А тут, старшие родственницы словно взбесились. Или озверели. Леночке даже запретили выбегать из гимназии, чтобы повидаться с женихом. Дай им волю — все наше общение свели бы к письмам. Век-то эпистолярный, блин. Но, слава богу, до такого они не дошли. Но все равно, контроль был надежным. Если отворачивалась матушка, на нас глазела тетушка. Вообще-то, совсем недавно Анна Николаевна вела себя как нормальный человек. Пусть и ругалась, и меня выставляла, но была гораздо мягче. Да и Ксения Глебовна выглядела несколько иной. Скажем так — более гуманной.

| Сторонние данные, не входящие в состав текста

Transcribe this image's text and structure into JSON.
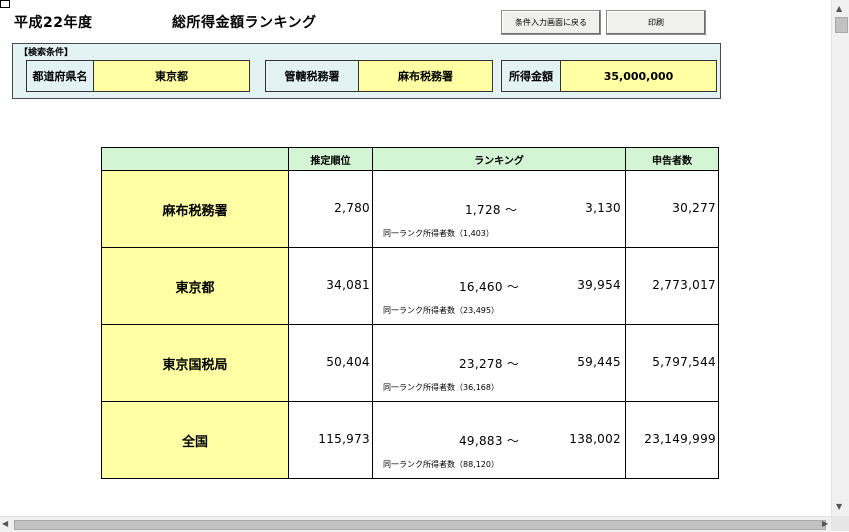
{
  "header": {
    "year_title": "平成22年度",
    "main_title": "総所得金額ランキング",
    "back_button": "条件入力画面に戻る",
    "print_button": "印刷"
  },
  "conditions": {
    "heading": "【検索条件】",
    "prefecture_label": "都道府県名",
    "prefecture_value": "東京都",
    "office_label": "管轄税務署",
    "office_value": "麻布税務署",
    "income_label": "所得金額",
    "income_value": "35,000,000"
  },
  "table": {
    "headers": {
      "blank": "",
      "estimated_rank": "推定順位",
      "ranking": "ランキング",
      "filers": "申告者数"
    },
    "tilde": "〜",
    "rows": [
      {
        "name": "麻布税務署",
        "estimated_rank": "2,780",
        "rank_from": "1,728",
        "rank_to": "3,130",
        "note": "同一ランク所得者数（1,403）",
        "filers": "30,277"
      },
      {
        "name": "東京都",
        "estimated_rank": "34,081",
        "rank_from": "16,460",
        "rank_to": "39,954",
        "note": "同一ランク所得者数（23,495）",
        "filers": "2,773,017"
      },
      {
        "name": "東京国税局",
        "estimated_rank": "50,404",
        "rank_from": "23,278",
        "rank_to": "59,445",
        "note": "同一ランク所得者数（36,168）",
        "filers": "5,797,544"
      },
      {
        "name": "全国",
        "estimated_rank": "115,973",
        "rank_from": "49,883",
        "rank_to": "138,002",
        "note": "同一ランク所得者数（88,120）",
        "filers": "23,149,999"
      }
    ]
  }
}
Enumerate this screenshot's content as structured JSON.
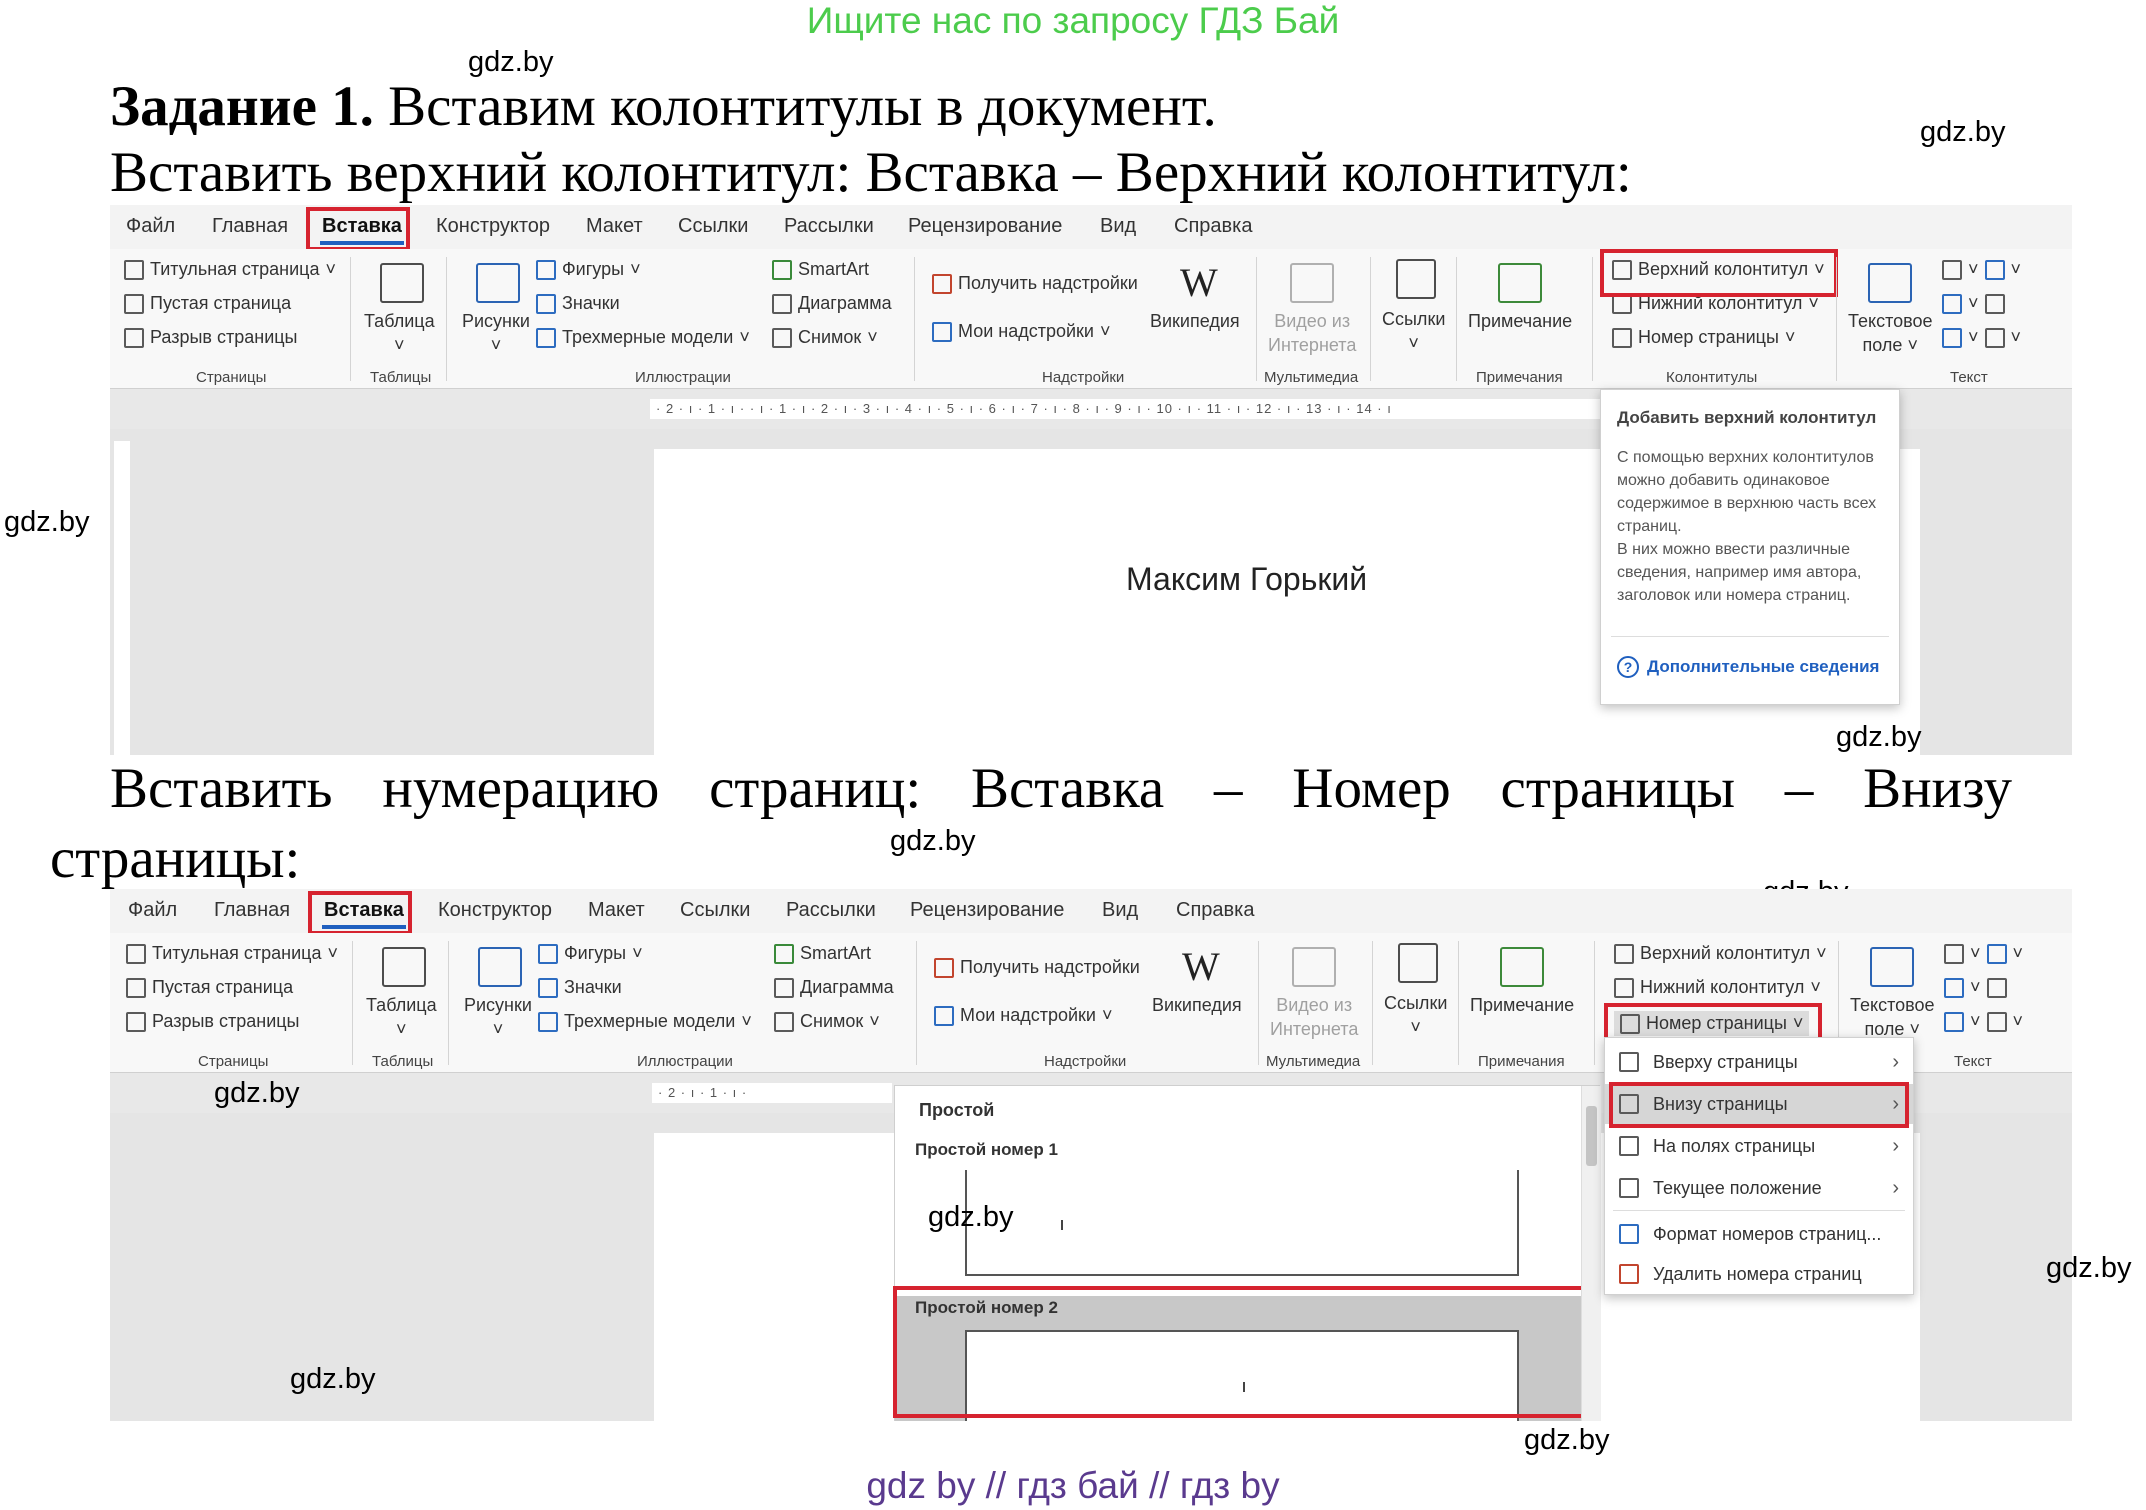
{
  "banner": "Ищите нас по запросу ГДЗ Бай",
  "watermark": "gdz.by",
  "task": {
    "label": "Задание 1.",
    "text": "Вставим колонтитулы в документ.",
    "line2": "Вставить верхний колонтитул: Вставка – Верхний колонтитул:",
    "line3_words": [
      "Вставить",
      "нумерацию",
      "страниц:",
      "Вставка",
      "–",
      "Номер",
      "страницы",
      "–",
      "Внизу"
    ],
    "line4": "страницы:"
  },
  "ribbon": {
    "tabs": [
      "Файл",
      "Главная",
      "Вставка",
      "Конструктор",
      "Макет",
      "Ссылки",
      "Рассылки",
      "Рецензирование",
      "Вид",
      "Справка"
    ],
    "pages": [
      "Титульная страница",
      "Пустая страница",
      "Разрыв страницы"
    ],
    "table": "Таблица",
    "pictures": "Рисунки",
    "shapes": "Фигуры",
    "icons": "Значки",
    "models": "Трехмерные модели",
    "smartart": "SmartArt",
    "chart": "Диаграмма",
    "screenshot": "Снимок",
    "get_addins": "Получить надстройки",
    "my_addins": "Мои надстройки",
    "wikipedia": "Википедия",
    "video1": "Видео из",
    "video2": "Интернета",
    "links": "Ссылки",
    "comment": "Примечание",
    "header": "Верхний колонтитул",
    "footer": "Нижний колонтитул",
    "pagenum": "Номер страницы",
    "textbox1": "Текстовое",
    "textbox2": "поле",
    "groups": {
      "pages": "Страницы",
      "tables": "Таблицы",
      "illustrations": "Иллюстрации",
      "addins": "Надстройки",
      "media": "Мультимедиа",
      "comments": "Примечания",
      "headers": "Колонтитулы",
      "text": "Текст"
    }
  },
  "ruler": {
    "h1": "· 2 · ı · 1 · ı ·   · ı · 1 · ı · 2 · ı · 3 · ı · 4 · ı · 5 · ı · 6 · ı · 7 · ı · 8 · ı · 9 · ı · 10 · ı · 11 · ı · 12 · ı · 13 · ı · 14 · ı",
    "h2": "· 2 · ı · 1 · ı ·"
  },
  "doc_text": "Максим Горький",
  "tooltip": {
    "title": "Добавить верхний колонтитул",
    "p1": "С помощью верхних колонтитулов можно добавить одинаковое содержимое в верхнюю часть всех страниц.",
    "p2": "В них можно ввести различные сведения, например имя автора, заголовок или номера страниц.",
    "link": "Дополнительные сведения"
  },
  "menu": {
    "items": [
      "Вверху страницы",
      "Внизу страницы",
      "На полях страницы",
      "Текущее положение",
      "Формат номеров страниц...",
      "Удалить номера страниц"
    ]
  },
  "gallery": {
    "section": "Простой",
    "item1": "Простой номер 1",
    "item2": "Простой номер 2"
  },
  "footer": "gdz by  //  гдз бай  //  гдз by"
}
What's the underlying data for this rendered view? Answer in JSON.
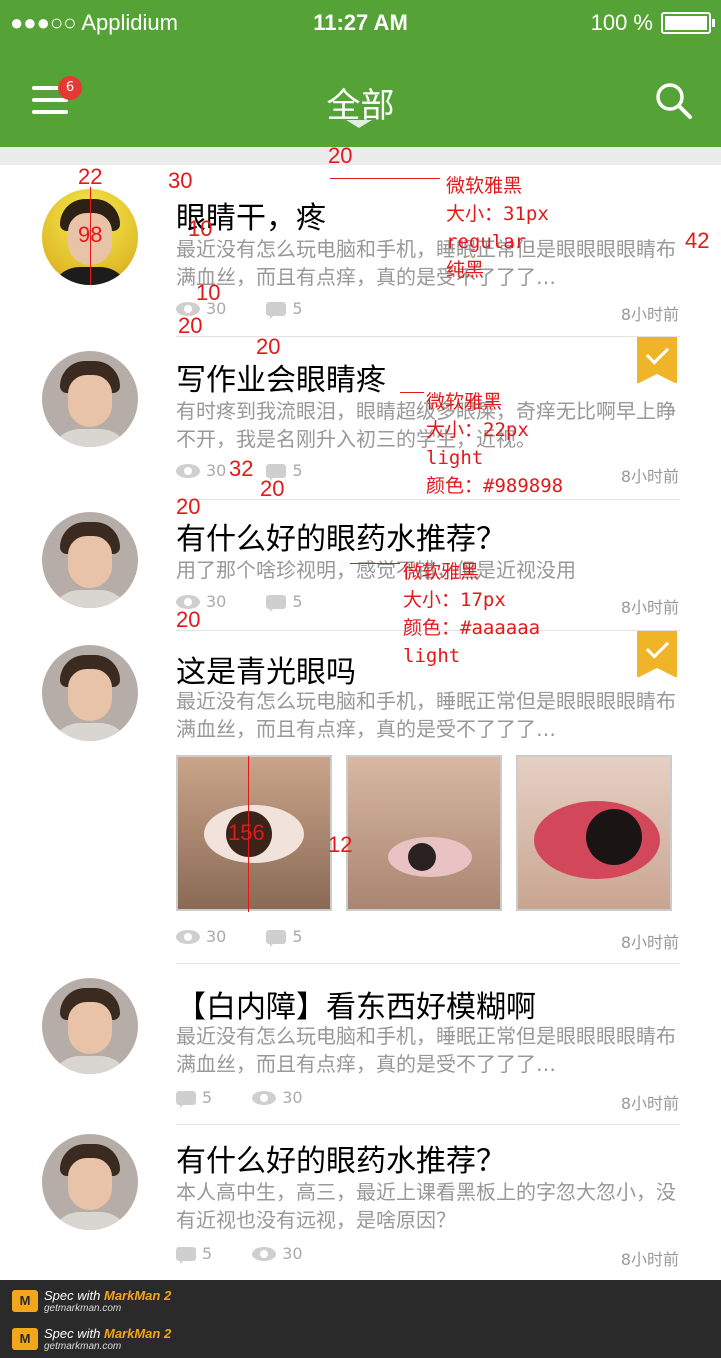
{
  "status_bar": {
    "carrier": "●●●○○ Applidium",
    "time": "11:27 AM",
    "battery": "100 %"
  },
  "nav": {
    "title": "全部",
    "badge_count": "6",
    "menu_icon": "menu-icon",
    "search_icon": "search-icon"
  },
  "colors": {
    "brand_green": "#55a336",
    "body_gray": "#989898",
    "meta_gray": "#aaaaaa",
    "bookmark_yellow": "#f0b428",
    "annotation_red": "#e2181a"
  },
  "posts": [
    {
      "title": "眼睛干，疼",
      "body": "最近没有怎么玩电脑和手机，睡眠正常但是眼眼眼眼睛布满血丝，而且有点痒，真的是受不了了了…",
      "views": "30",
      "comments": "5",
      "time": "8小时前",
      "bookmarked": false
    },
    {
      "title": "写作业会眼睛疼",
      "body": "有时疼到我流眼泪，眼睛超级多眼屎，奇痒无比啊早上睁不开，我是名刚升入初三的学生，近视。",
      "views": "30",
      "comments": "5",
      "time": "8小时前",
      "bookmarked": true
    },
    {
      "title": "有什么好的眼药水推荐？",
      "body": "用了那个啥珍视明，感觉不错，但是近视没用",
      "views": "30",
      "comments": "5",
      "time": "8小时前",
      "bookmarked": false
    },
    {
      "title": "这是青光眼吗",
      "body": "最近没有怎么玩电脑和手机，睡眠正常但是眼眼眼眼睛布满血丝，而且有点痒，真的是受不了了了…",
      "views": "30",
      "comments": "5",
      "time": "8小时前",
      "bookmarked": true
    },
    {
      "title": "【白内障】看东西好模糊啊",
      "body": "最近没有怎么玩电脑和手机，睡眠正常但是眼眼眼眼睛布满血丝，而且有点痒，真的是受不了了了…",
      "comments": "5",
      "views": "30",
      "time": "8小时前",
      "bookmarked": false
    },
    {
      "title": "有什么好的眼药水推荐？",
      "body": "本人高中生，高三，最近上课看黑板上的字忽大忽小，没有近视也没有远视，是啥原因？",
      "comments": "5",
      "views": "30",
      "time": "8小时前",
      "bookmarked": false
    }
  ],
  "annotations": {
    "title_spec": [
      "微软雅黑",
      "大小：31px",
      "regular",
      "纯黑"
    ],
    "body_spec": [
      "微软雅黑",
      "大小：22px",
      "light",
      "颜色：#989898"
    ],
    "meta_spec": [
      "微软雅黑",
      "大小：17px",
      "颜色：#aaaaaa",
      "light"
    ],
    "dims": {
      "d22": "22",
      "d30": "30",
      "d20a": "20",
      "d10a": "10",
      "d98": "98",
      "d42": "42",
      "d10b": "10",
      "d20b": "20",
      "d20c": "20",
      "d32": "32",
      "d20d": "20",
      "d20e": "20",
      "d20f": "20",
      "d156": "156",
      "d12": "12"
    }
  },
  "footer": {
    "brand_prefix": "Spec with",
    "brand_name": "MarkMan 2",
    "site": "getmarkman.com"
  }
}
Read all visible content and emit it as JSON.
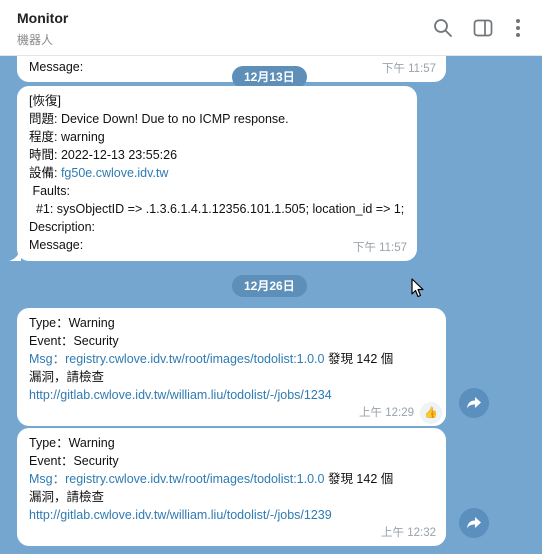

Неужели и на самом деле кто-то пустил нехорошие слухи? Мне-то, с менталитетом двадцать первого века, по барабану, если кто-то начнет трепать, что сплю со своей невестой. Не с чужой же мне спать, верно?

Но на самом-то деле я зря хорохорюсь. Девятнадцатый век на дворе, пусть уже его последняя четверть, но предрассудков еще много. Так что и я, волей-неволей поддаюсь под влияние всех этих веяний. Начинаю думать — как бы чего не вышло, и как бы кто плохо не подумал.

А ведь поверьте, что-то в этом есть… В том смысле, что жених с невестой до свадьбы не позволяют себе ничего лишнего. Даже касание руки, не говоря уже о поцелуе, уже счастье.

И мне обидно, что есть какая-то сволочь, пытающаяся таким способом очернить и меня и Леночку.

Узнать бы кто, поговорил бы с этим сплетником… Есть у меня пара кандидатов на эту роль, связанных родственными узами, но, как говорится, не пойман, не вор. Одно лишь знаю, что клеветник (или клеветница) рано или поздно себя выдадут.

Но все-таки, раз время этого требует, значит, и мы с Леночкой ведем себя чинно и благородно. Поэтому, мне дозволено-таки явиться вечером в дом невесты, чтобы тихонечко посидеть, попить чайку (без сахара и без пирожных), поговорить о погоде, порассуждать о будущей семейной жизни.

Так вот и уселись — Анна Николаевна во главе стола, рядом Лена, а будущая теща рядышком. Ишь, сидит, да еще и заглядывает под стол. Что она там хочет увидеть? Или контролирует — не касаемся ли мы с дочкой друг друга ногами? Киндер гартен какой-то.

Так что, сижу как дурак, пью слабенький чай (крепкий, говорят, цвет лица портит) из стакана с подстаканником, закусываю ржаным бубликом (без варенья!) и не знаю, что бы такого этакого сказать для поддержания разговора? По крайней мере, о расследовании убийства в деревне Замошье говорить не хочется, равно как и об умыкании фельдфебелем Егорушкиным крестьянской девки.

Впрочем, Череповец нынче волнует более важная новость — следствие по делу господина Иннокентия Андреевича Фаворского — директора Череповецкой Окружной тюрьмы. И вот об этом деле мне нынче говорить можно, потому что это дело не мое!

— Иван Александрович, отчего расследование о злоупотреблениях в тюрьме ведете не вы? — поинтересовалась будущая теща.

— Потому что я, некоторым образом, заинтересованное лицо, — пояснил я. — Расследование инициировал губернатор, его поддержало… — я напрягся, но сумел вспомнить полное название, — Череповецкое тюремное отделение Новгородского комитета Общества попечительства о тюрьмах, членом которого я являюсь. Любой адвокат, защищая директора тюрьмы скажет — мол, Чернавский заинтересованное лицо, он мог и сфальсифицировать дело. У нас нужно учитывать не только дух, но и букву закона.